💸 Metade da renda já comprometida: famílias brasileiras afundam em dívidas recordes

💸 Metade da renda já comprometida: famílias brasileiras afundam em dívidas recordes

📉 Com juros ainda sufocantes, brasileiros sentem no bolso o peso de um sistema que não dá trégua

O alerta não é mais silencioso — ele já virou rotina na mesa de milhões de brasileiros. Dados recentes do Banco Central do Brasil escancaram uma realidade preocupante: o endividamento das famílias atingiu um novo recorde histórico, chegando a 49,9% da renda em fevereiro.

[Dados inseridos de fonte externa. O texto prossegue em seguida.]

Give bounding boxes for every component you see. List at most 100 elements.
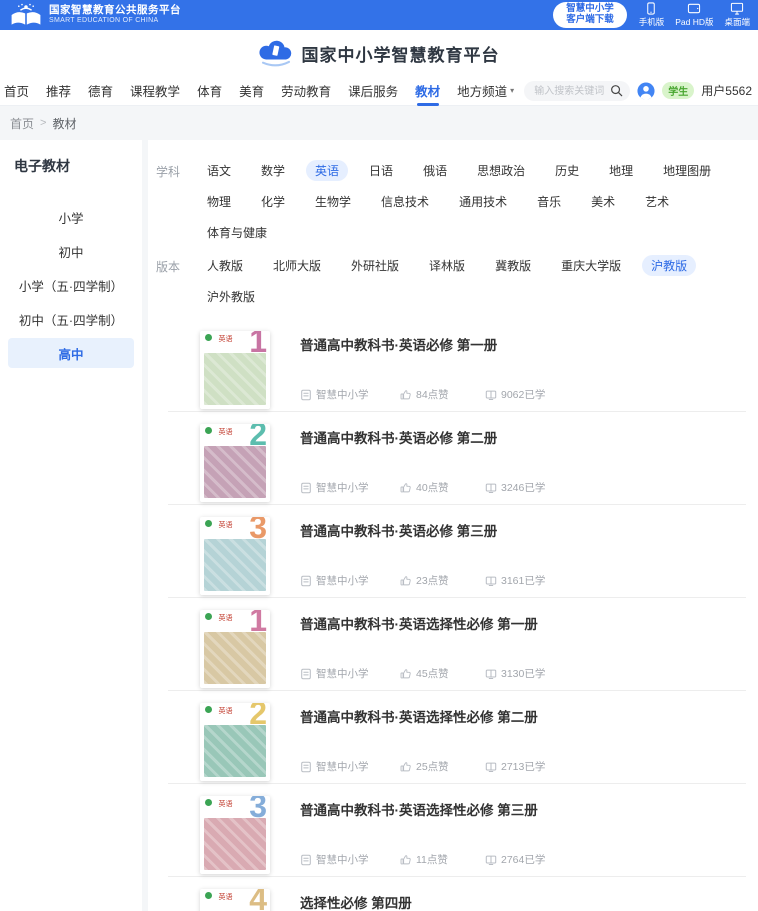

Na prática, isso significa que quase metade de tudo o que uma família ganha já está comprometida com dívidas — como se o salário entrasse pela porta e saísse pela janela antes mesmo de respirar.

📊 Contas apertadas e fôlego curto

O relatório mostra que não é só o volume da dívida que cresceu. A fatia da renda consumida por prestações também aumentou, atingindo 29,7%. Traduzindo para o cotidiano: três em cada dez famílias vivem no limite, fazendo malabarismo para fechar o mês sem entrar no vermelho.

É aquele cenário conhecido — boletos empilhados, cartão estourado e a sensação constante de correr sem sair do lugar.

⚖️ Inadimplência: melhora geral, piora dentro de casa

Embora os números gerais de inadimplência tenham apresentado leve melhora, caindo para 4,3%, o recorte revela uma desigualdade incômoda:

  • Empresas: inadimplência caiu para 2,7%
  • Famílias: inadimplência subiu para 5,3%

Ou seja, enquanto empresas conseguem respirar um pouco melhor, as famílias continuam sendo esmagadas pela pressão financeira.

🔥 Juros do cartão: um vilão que nunca sai de cena

Se existe um personagem recorrente nessa história, ele atende pelo nome de crédito rotativo — e segue implacável.

Mesmo com uma pequena queda recente, os juros do rotativo chegaram a absurdos 428,3% ao ano. É como tentar apagar um incêndio com gasolina: quanto mais se depende dele, maior o estrago.

Outros números reforçam esse cenário:

  • Cartão parcelado: 192,1% ao ano
  • Cartão total: 93,2% ao ano

Apesar das reduções pontuais, os juros continuam em níveis sufocantes — um terreno fértil para o ciclo de endividamento se perpetuar.

🧭 Um retrato incômodo da realidade brasileira

O que os dados mostram vai além de estatísticas frias. Eles revelam um país onde trabalhar já não garante tranquilidade financeira, e onde o crédito, que deveria ser um apoio, se transforma em armadilha.

No fim das contas, o brasileiro médio segue fazendo contas, cortando gastos e tentando sobreviver a um sistema que parece sempre cobrar mais do que entrega.